Japanese Whalers At It Again
Auckland: Giant eyeballs are protesting today at the Japanese consulate in Auckland imploring the Japanese Prime Minister not to send his whaling fleet to Antarctica to kill minke whales.
Greenpeace oceans campaigner Sarah Duthie is meeting with the Japanese senior consul, Mr Koichi Yotsaya to deliver a letter for Japanese Prime Minister Koizumi.
In a global day of action Greenpeace protestors converged on Japanese embassies and consulates in 17 countries* to deliver the message "Don't Go Whaling! The World is Watching". Some protestors wore bizarre "eyeballs" over their heads and thousands of people around the world faxed or emailed similar messages to Mr Koizumi.
In Japan, on 2nd November, Greenpeace delivered petitions to the offices of the Prime Minister and to those of the Minister of Foreign Affairs, Ms Takana and the Minister of Agriculture, Forests and Fisheries, Mr Takebe, demanding that the whaling fleet mot be allowed to leave Shimonoseki.
The Japanese whaling fleet - a factory ship, three catchers and a spotting boat - is due to depart Tuesday or Wednesday from Shimonoseki, Southern Japan and will travel to Antarctica to kill 440 minke whales.

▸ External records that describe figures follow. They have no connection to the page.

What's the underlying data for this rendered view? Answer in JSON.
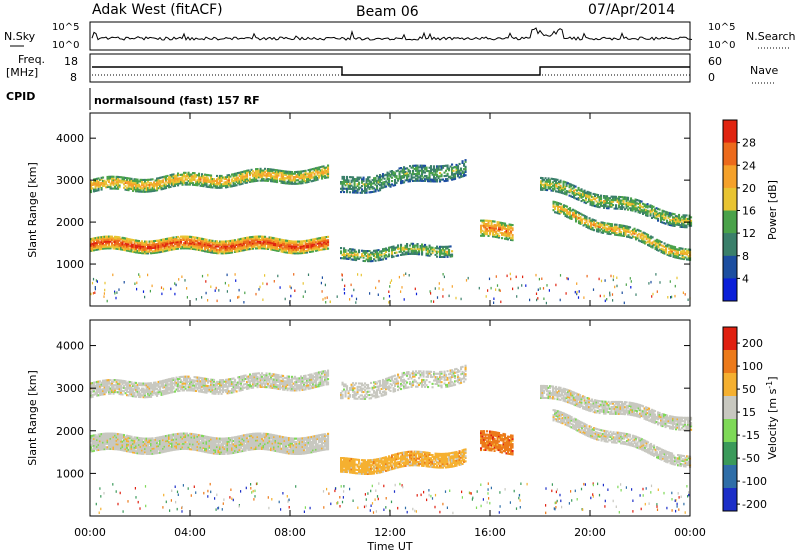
{
  "header": {
    "station": "Adak West (fitACF)",
    "beam": "Beam 06",
    "date": "07/Apr/2014"
  },
  "top_panels": {
    "nsky_label": "N.Sky",
    "nsearch_label": "N.Search",
    "nsky_ticks": [
      "10^5",
      "10^0"
    ],
    "nsearch_ticks": [
      "10^5",
      "10^0"
    ],
    "freq_label_line1": "Freq.",
    "freq_label_line2": "[MHz]",
    "freq_ticks": [
      "18",
      "8"
    ],
    "nave_label": "Nave",
    "nave_ticks": [
      "60",
      "0"
    ],
    "cpid_label": "CPID",
    "cpid_text": "normalsound (fast) 157 RF"
  },
  "chart_data": [
    {
      "type": "heatmap",
      "name": "power",
      "ylabel": "Slant Range [km]",
      "xlabel": "",
      "yticks": [
        "4000",
        "3000",
        "2000",
        "1000"
      ],
      "ylim": [
        0,
        4600
      ],
      "colorbar_label": "Power [dB]",
      "colorbar_ticks": [
        "28",
        "24",
        "20",
        "16",
        "12",
        "8",
        "4"
      ],
      "colors": [
        "#0a1fd8",
        "#1c4ea0",
        "#3a7f6a",
        "#4aa24a",
        "#e8c432",
        "#f5a12a",
        "#ec6a1c",
        "#e02410"
      ],
      "bands": [
        {
          "t0": 0,
          "t1": 9.5,
          "r_start": 1450,
          "r_end": 1450,
          "width": 300,
          "level": 7,
          "fill": 0.9
        },
        {
          "t0": 0,
          "t1": 9.5,
          "r_start": 2850,
          "r_end": 3150,
          "width": 300,
          "level": 5,
          "fill": 0.75
        },
        {
          "t0": 10,
          "t1": 15,
          "r_start": 2850,
          "r_end": 3300,
          "width": 400,
          "level": 3,
          "fill": 0.6
        },
        {
          "t0": 10,
          "t1": 14.5,
          "r_start": 1200,
          "r_end": 1350,
          "width": 250,
          "level": 4,
          "fill": 0.6
        },
        {
          "t0": 15.6,
          "t1": 16.9,
          "r_start": 1800,
          "r_end": 1800,
          "width": 400,
          "level": 6,
          "fill": 0.7
        },
        {
          "t0": 18,
          "t1": 24,
          "r_start": 2900,
          "r_end": 2000,
          "width": 300,
          "level": 4,
          "fill": 0.7
        },
        {
          "t0": 18.5,
          "t1": 24,
          "r_start": 2300,
          "r_end": 1200,
          "width": 250,
          "level": 5,
          "fill": 0.7
        }
      ]
    },
    {
      "type": "heatmap",
      "name": "velocity",
      "ylabel": "Slant Range [km]",
      "xlabel": "Time UT",
      "xticks": [
        "00:00",
        "04:00",
        "08:00",
        "12:00",
        "16:00",
        "20:00",
        "00:00"
      ],
      "xlim": [
        0,
        24
      ],
      "yticks": [
        "4000",
        "3000",
        "2000",
        "1000"
      ],
      "ylim": [
        0,
        4600
      ],
      "colorbar_label": "Velocity [m s^-1]",
      "colorbar_ticks": [
        "200",
        "100",
        "50",
        "15",
        "-15",
        "-50",
        "-100",
        "-200"
      ],
      "colors": [
        "#1c2fc8",
        "#2f6ea8",
        "#3a9a5a",
        "#7ed957",
        "#c8c8c0",
        "#f5b030",
        "#ec7a1a",
        "#e02010"
      ],
      "bands": [
        {
          "t0": 0,
          "t1": 9.5,
          "r_start": 1700,
          "r_end": 1700,
          "width": 400,
          "level": 4,
          "fill": 0.95
        },
        {
          "t0": 0,
          "t1": 9.5,
          "r_start": 2950,
          "r_end": 3200,
          "width": 350,
          "level": 4,
          "fill": 0.8
        },
        {
          "t0": 10,
          "t1": 15,
          "r_start": 2900,
          "r_end": 3350,
          "width": 400,
          "level": 4,
          "fill": 0.5
        },
        {
          "t0": 10,
          "t1": 15,
          "r_start": 1150,
          "r_end": 1400,
          "width": 350,
          "level": 5,
          "fill": 0.85
        },
        {
          "t0": 15.6,
          "t1": 16.9,
          "r_start": 1700,
          "r_end": 1700,
          "width": 450,
          "level": 6,
          "fill": 0.8
        },
        {
          "t0": 18,
          "t1": 24,
          "r_start": 2900,
          "r_end": 2150,
          "width": 300,
          "level": 4,
          "fill": 0.8
        },
        {
          "t0": 18.5,
          "t1": 24,
          "r_start": 2300,
          "r_end": 1250,
          "width": 250,
          "level": 4,
          "fill": 0.8
        }
      ]
    }
  ]
}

The International Whaling Commission (IWC) has asked the Japanese government to "halt the lethal takes of whales." The IWC has designated Antarctica a whale sanctuary.
Minke whales appear to be in decline. IWC scientists are unable to agree on how many whales are left. Scientists say the minke population may have suffered a precipitous decline over the past decade.

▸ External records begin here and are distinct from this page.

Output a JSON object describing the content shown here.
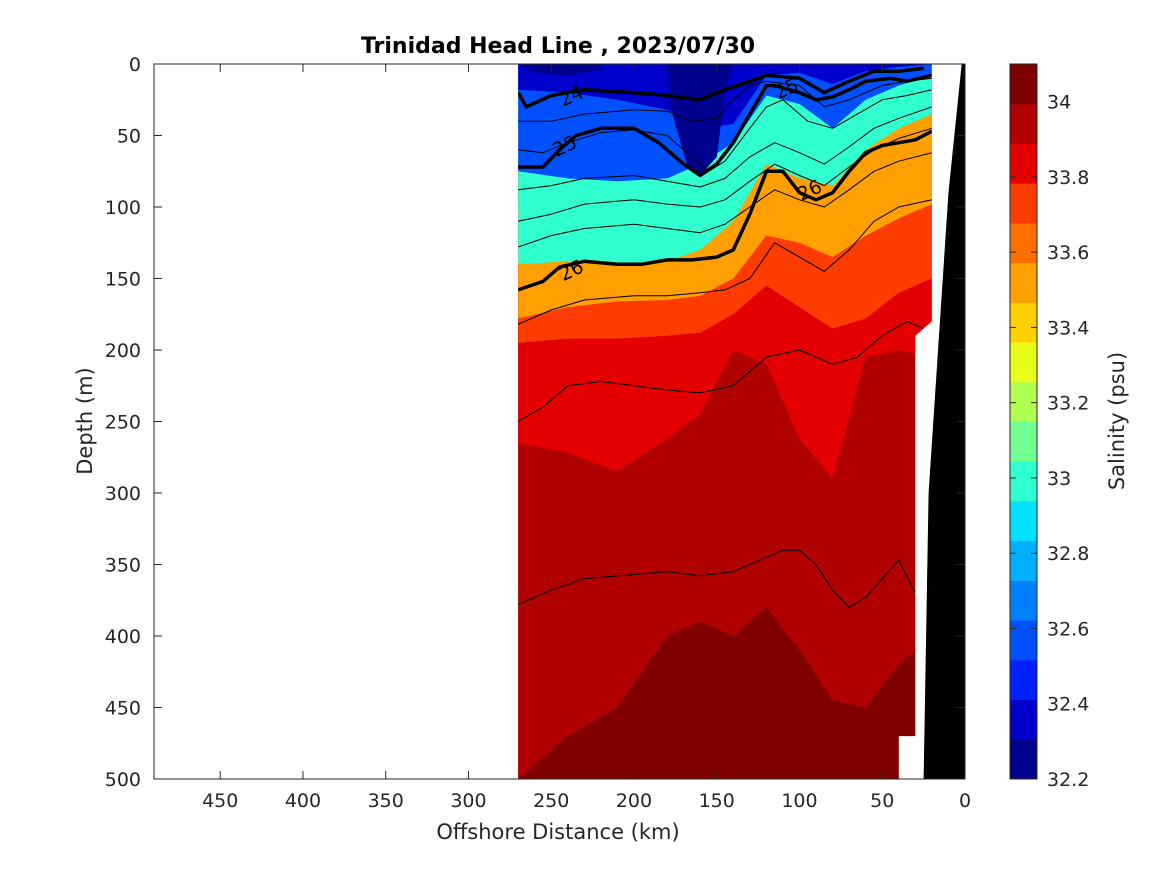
{
  "chart_data": {
    "type": "heatmap",
    "title": "Trinidad Head Line , 2023/07/30",
    "xlabel": "Offshore Distance (km)",
    "ylabel": "Depth (m)",
    "colorbar_label": "Salinity (psu)",
    "xlim": [
      490,
      0
    ],
    "x_reversed": true,
    "ylim": [
      0,
      500
    ],
    "y_reversed": true,
    "x_ticks": [
      "450",
      "400",
      "350",
      "300",
      "250",
      "200",
      "150",
      "100",
      "50",
      "0"
    ],
    "y_ticks": [
      "0",
      "50",
      "100",
      "150",
      "200",
      "250",
      "300",
      "350",
      "400",
      "450",
      "500"
    ],
    "colorbar_ticks": [
      "32.2",
      "32.4",
      "32.6",
      "32.8",
      "33",
      "33.2",
      "33.4",
      "33.6",
      "33.8",
      "34"
    ],
    "colorbar_range": [
      32.2,
      34.1
    ],
    "colormap": [
      "#00008f",
      "#0000cc",
      "#0020ff",
      "#0050ff",
      "#0080ff",
      "#00b0ff",
      "#00e0ff",
      "#30ffd0",
      "#70ff90",
      "#b0ff50",
      "#e8ff18",
      "#ffd000",
      "#ffa000",
      "#ff7000",
      "#ff3c00",
      "#e40000",
      "#b00000",
      "#800000"
    ],
    "data_extent_km": [
      270,
      20
    ],
    "columns_x_km": [
      270,
      240,
      210,
      180,
      160,
      140,
      120,
      100,
      80,
      60,
      40,
      20
    ],
    "salinity_isoline_depths_m": {
      "32.6": [
        18,
        20,
        25,
        32,
        45,
        42,
        8,
        6,
        14,
        5,
        2,
        0
      ],
      "33.0": [
        75,
        80,
        82,
        80,
        70,
        55,
        22,
        28,
        45,
        25,
        15,
        8
      ],
      "33.4": [
        140,
        138,
        140,
        138,
        130,
        110,
        70,
        80,
        85,
        60,
        45,
        35
      ],
      "33.7": [
        178,
        170,
        166,
        165,
        162,
        150,
        120,
        125,
        135,
        120,
        108,
        98
      ],
      "33.9": [
        195,
        192,
        192,
        190,
        188,
        175,
        155,
        170,
        185,
        178,
        160,
        150
      ],
      "34.0": [
        265,
        272,
        285,
        262,
        245,
        200,
        210,
        262,
        290,
        205,
        200,
        205
      ],
      "34.05": [
        500,
        470,
        450,
        400,
        390,
        400,
        380,
        410,
        445,
        450,
        420,
        400
      ]
    },
    "density_contours": [
      {
        "sigma": "24",
        "x_km": [
          270,
          265,
          250,
          230,
          200,
          180,
          160,
          150,
          130,
          120,
          100,
          85,
          70,
          55,
          40,
          25
        ],
        "depth_m": [
          20,
          30,
          22,
          18,
          20,
          22,
          25,
          20,
          12,
          8,
          10,
          20,
          12,
          5,
          5,
          3
        ]
      },
      {
        "sigma": "25",
        "x_km": [
          270,
          255,
          245,
          235,
          220,
          200,
          185,
          170,
          160,
          150,
          140,
          130,
          120,
          115,
          100,
          90,
          80,
          70,
          60,
          45,
          35,
          20
        ],
        "depth_m": [
          72,
          72,
          60,
          50,
          45,
          45,
          55,
          70,
          78,
          70,
          55,
          35,
          15,
          15,
          20,
          25,
          23,
          18,
          12,
          10,
          12,
          8
        ]
      },
      {
        "sigma": "26",
        "x_km": [
          270,
          255,
          245,
          230,
          210,
          195,
          180,
          165,
          150,
          140,
          130,
          120,
          110,
          100,
          90,
          80,
          70,
          60,
          50,
          40,
          30,
          20
        ],
        "depth_m": [
          158,
          152,
          142,
          138,
          140,
          140,
          137,
          137,
          135,
          130,
          105,
          75,
          75,
          90,
          95,
          90,
          75,
          62,
          57,
          55,
          53,
          47
        ]
      }
    ],
    "density_labels": [
      {
        "text": "24",
        "x_km": 238,
        "depth_m": 22
      },
      {
        "text": "25",
        "x_km": 242,
        "depth_m": 57
      },
      {
        "text": "25",
        "x_km": 108,
        "depth_m": 17
      },
      {
        "text": "26",
        "x_km": 238,
        "depth_m": 144
      },
      {
        "text": "26",
        "x_km": 94,
        "depth_m": 88
      }
    ],
    "thin_contours": [
      {
        "x_km": [
          270,
          250,
          230,
          200,
          180,
          165,
          150,
          140,
          130,
          120,
          100,
          85,
          70,
          50,
          35,
          20
        ],
        "depth_m": [
          40,
          40,
          35,
          32,
          33,
          40,
          38,
          25,
          15,
          12,
          15,
          30,
          25,
          15,
          12,
          10
        ]
      },
      {
        "x_km": [
          270,
          255,
          240,
          220,
          200,
          180,
          165,
          155,
          145,
          130,
          120,
          110,
          95,
          80,
          65,
          50,
          35,
          20
        ],
        "depth_m": [
          60,
          62,
          55,
          48,
          46,
          50,
          65,
          75,
          68,
          45,
          30,
          25,
          40,
          45,
          35,
          25,
          22,
          18
        ]
      },
      {
        "x_km": [
          270,
          250,
          230,
          200,
          180,
          160,
          145,
          130,
          115,
          100,
          85,
          70,
          55,
          40,
          20
        ],
        "depth_m": [
          88,
          85,
          80,
          78,
          82,
          86,
          80,
          65,
          55,
          62,
          70,
          58,
          45,
          38,
          30
        ]
      },
      {
        "x_km": [
          270,
          250,
          230,
          200,
          180,
          160,
          145,
          130,
          115,
          100,
          85,
          70,
          55,
          40,
          20
        ],
        "depth_m": [
          110,
          105,
          98,
          95,
          98,
          100,
          95,
          82,
          70,
          78,
          85,
          72,
          60,
          52,
          45
        ]
      },
      {
        "x_km": [
          270,
          250,
          230,
          200,
          180,
          160,
          145,
          130,
          115,
          100,
          85,
          70,
          55,
          40,
          20
        ],
        "depth_m": [
          128,
          120,
          115,
          112,
          115,
          118,
          112,
          100,
          88,
          95,
          100,
          88,
          75,
          68,
          62
        ]
      },
      {
        "x_km": [
          270,
          250,
          230,
          200,
          180,
          160,
          145,
          130,
          115,
          100,
          85,
          70,
          55,
          40,
          20
        ],
        "depth_m": [
          182,
          172,
          165,
          162,
          162,
          160,
          158,
          150,
          125,
          135,
          145,
          130,
          110,
          100,
          95
        ]
      },
      {
        "x_km": [
          270,
          255,
          240,
          220,
          200,
          180,
          160,
          140,
          120,
          100,
          80,
          65,
          50,
          35,
          25
        ],
        "depth_m": [
          250,
          240,
          225,
          222,
          225,
          228,
          230,
          225,
          205,
          200,
          210,
          205,
          190,
          180,
          185
        ]
      },
      {
        "x_km": [
          270,
          250,
          230,
          200,
          180,
          160,
          140,
          120,
          110,
          100,
          90,
          80,
          70,
          60,
          50,
          40,
          30
        ],
        "depth_m": [
          378,
          368,
          360,
          357,
          355,
          358,
          355,
          345,
          340,
          340,
          350,
          368,
          380,
          373,
          360,
          347,
          370
        ]
      }
    ],
    "seafloor_km_at_surface": 2,
    "seafloor_km_at_500m": 25
  }
}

Today's protests highlight the threat of Japan ending the moratorium on commercial whaling. Japan has admitted using overseas aid to buy support from developing countries in the Caribbean and elsewhere.** Of the 14 IWC member countries opposing the IWC's plea to Japan, nine were developing countries implicated in the vote buying scandal. A Caribbean Prime Minister has admitted his country sells its vote to Japan.***
Greenpeace says the Japanese government is intensifying its efforts to build a majority before the next IWC meeting in Shimonoseki in May 2002. "Japan wants a return to high seas whaling with factory ships, and it's willing to use bribery to get it," says Greenpeace oceans campaigner Sarah Duthie. "If the global community doesn't stop Japan rigging the deck at the IWC we'll see a return to the sort of whaling that devastated whale populations all over the globe."